Of course, we encountered surprise and disbelief among friends that we would want to join a Church with so many “errors” (as if Protestant denominations were somehow error-free). We explained   that we were not renouncing our denominational upbringing as though it had somehow become evil or harmful. Rather, while remaining thankful for how God had used our prior traditions, were now building and expanding upon them. The process was one of growth, not replacement; of addition, not subtraction. One immediate result was a richer closeness in our marriage.

To be sure, the Catholic Church contains sinful, erring humans. But the Church is, certainly, the best place for sinners to be. What matters is that she is Christ’s Church — and the Church of Francis of Assisi; the Celtic saints; Newman and numerous Anglican converts; teachers such as Augustine, Aquinas, and Ignatius; and untold thinkers, heroes, martyrs, and holy men and women. Among them, no doubt, were some of my English forebears.

We joined the Catholic Church at the Easter Vigil in 2008. As we made our profession of faith and received Confirmation, it was like entering the company of friends. I could almost hear Columba and Cuthbert and Aidan saying, “Welcome home,” and I thanked them for their help.

As we partook of the Eucharist as Catholics for the very first time, we felt a sense of joy and a commitment to growing closer to God and doing His will unlike any we had felt before.

In the Catholic Church we have found a home, our heritage, and our ancestors in the faith: ancestors from all nations, as the Catholic Church is truly universal. Some of that great communion of saints — including my pilgrim friend — must be chuckling at how God brought us here. And God, seeing that He appears to have an English sense of humor, must surely be smiling, too.


Andrew M. Seddon

Dr. Andrew M. Seddon, a native of England, writes both fiction and non-fiction, with nearly one hundred publication credits, including three novels: Red Planet Rising (Crossway Books, 1995), Imperial Legions (Broadman & Holman, 2000), and Iron Scepter (Xlibris, 2001). He is also co-author of the devotional Walking with the Celtic Saints (Crossroad, 2004), and his short fiction and non-fiction articles have appeared in numerous magazines and journals.

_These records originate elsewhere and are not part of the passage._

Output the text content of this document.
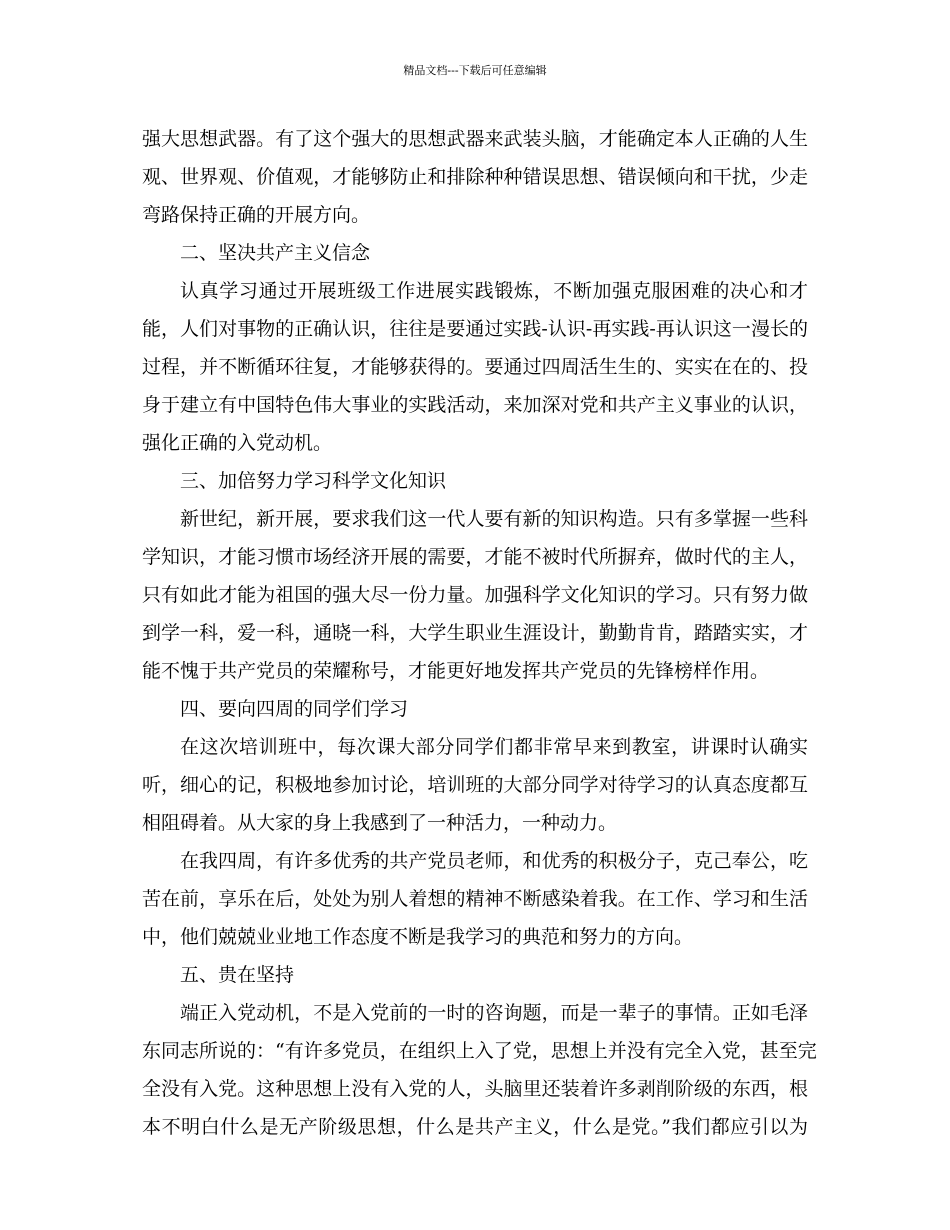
精品文档---下载后可任意编辑
强大思想武器。有了这个强大的思想武器来武装头脑，才能确定本人正确的人生
观、世界观、价值观，才能够防止和排除种种错误思想、错误倾向和干扰，少走
弯路保持正确的开展方向。
二、坚决共产主义信念
认真学习通过开展班级工作进展实践锻炼，不断加强克服困难的决心和才
能，人们对事物的正确认识，往往是要通过实践-认识-再实践-再认识这一漫长的
过程，并不断循环往复，才能够获得的。要通过四周活生生的、实实在在的、投
身于建立有中国特色伟大事业的实践活动，来加深对党和共产主义事业的认识，
强化正确的入党动机。
三、加倍努力学习科学文化知识
新世纪，新开展，要求我们这一代人要有新的知识构造。只有多掌握一些科
学知识，才能习惯市场经济开展的需要，才能不被时代所摒弃，做时代的主人，
只有如此才能为祖国的强大尽一份力量。加强科学文化知识的学习。只有努力做
到学一科，爱一科，通晓一科，大学生职业生涯设计，勤勤肯肯，踏踏实实，才
能不愧于共产党员的荣耀称号，才能更好地发挥共产党员的先锋榜样作用。
四、要向四周的同学们学习
在这次培训班中，每次课大部分同学们都非常早来到教室，讲课时认确实
听，细心的记，积极地参加讨论，培训班的大部分同学对待学习的认真态度都互
相阻碍着。从大家的身上我感到了一种活力，一种动力。
在我四周，有许多优秀的共产党员老师，和优秀的积极分子，克己奉公，吃
苦在前，享乐在后，处处为别人着想的精神不断感染着我。在工作、学习和生活
中，他们兢兢业业地工作态度不断是我学习的典范和努力的方向。
五、贵在坚持
端正入党动机，不是入党前的一时的咨询题，而是一辈子的事情。正如毛泽
东同志所说的：“有许多党员，在组织上入了党，思想上并没有完全入党，甚至完
全没有入党。这种思想上没有入党的人，头脑里还装着许多剥削阶级的东西，根
本不明白什么是无产阶级思想，什么是共产主义，什么是党。”我们都应引以为
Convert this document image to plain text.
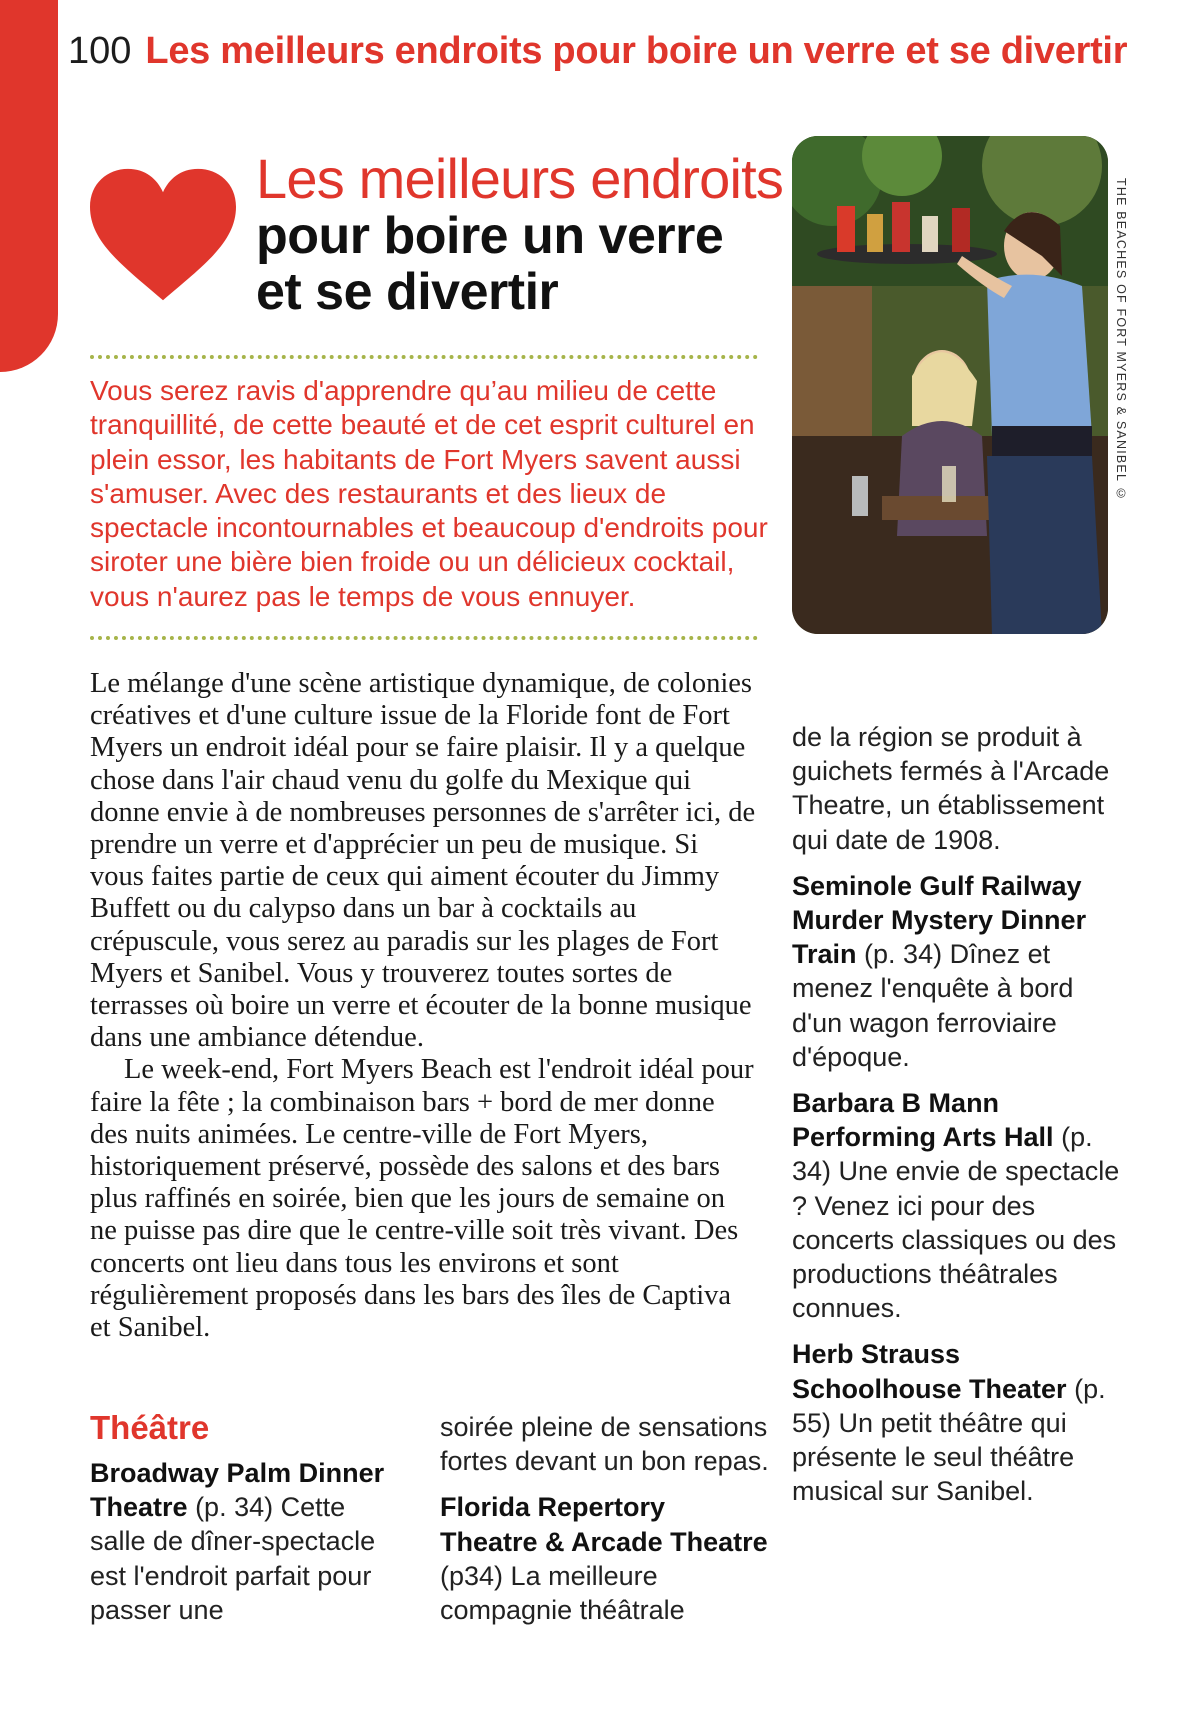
100 Les meilleurs endroits pour boire un verre et se divertir
Les meilleurs endroits
pour boire un verre
et se divertir

Vous serez ravis d'apprendre qu’au milieu de cette tranquillité, de cette beauté et de cet esprit culturel en plein essor, les habitants de Fort Myers savent aussi s'amuser. Avec des restaurants et des lieux de spectacle incontournables et beaucoup d'endroits pour siroter une bière bien froide ou un délicieux cocktail, vous n'aurez pas le temps de vous ennuyer.

THE BEACHES OF FORT MYERS & SANIBEL ©

Le mélange d'une scène artistique dynamique, de colonies créatives et d'une culture issue de la Floride font de Fort Myers un endroit idéal pour se faire plaisir. Il y a quelque chose dans l'air chaud venu du golfe du Mexique qui donne envie à de nombreuses personnes de s'arrêter ici, de prendre un verre et d'apprécier un peu de musique. Si vous faites partie de ceux qui aiment écouter du Jimmy Buffett ou du calypso dans un bar à cocktails au crépuscule, vous serez au paradis sur les plages de Fort Myers et Sanibel. Vous y trouverez toutes sortes de terrasses où boire un verre et écouter de la bonne musique dans une ambiance détendue.

Le week-end, Fort Myers Beach est l'endroit idéal pour faire la fête ; la combinaison bars + bord de mer donne des nuits animées. Le centre-ville de Fort Myers, historiquement préservé, possède des salons et des bars plus raffinés en soirée, bien que les jours de semaine on ne puisse pas dire que le centre-ville soit très vivant. Des concerts ont lieu dans tous les environs et sont régulièrement proposés dans les bars des îles de Captiva et Sanibel.

Théâtre

Broadway Palm Dinner Theatre (p. 34) Cette salle de dîner-spectacle est l'endroit parfait pour passer une

soirée pleine de sensations fortes devant un bon repas.

Florida Repertory Theatre & Arcade Theatre (p34) La meilleure compagnie théâtrale

de la région se produit à guichets fermés à l'Arcade Theatre, un établissement qui date de 1908.

Seminole Gulf Railway Murder Mystery Dinner Train (p. 34) Dînez et menez l'enquête à bord d'un wagon ferroviaire d'époque.

Barbara B Mann Performing Arts Hall (p. 34) Une envie de spectacle ? Venez ici pour des concerts classiques ou des productions théâtrales connues.

Herb Strauss Schoolhouse Theater (p. 55) Un petit théâtre qui présente le seul théâtre musical sur Sanibel.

Andrew holds an M.D. (University of Maryland School of Medicine, 1985); an M.A. in Celtic Christianity (University of Wales, 2003); and a B.S. in biology (Mount Saint Mary’s College, 1981). He serves as a family practice physician in the SameDay Care department at Billings Clinic in Billings, Montana. He is married to Olivia, a veterinarian, and together they enjoy travel, classical music, marathon running, and hiking with their black German Shepherd, Finzi. They are members of St. Pius X Parish, Billings.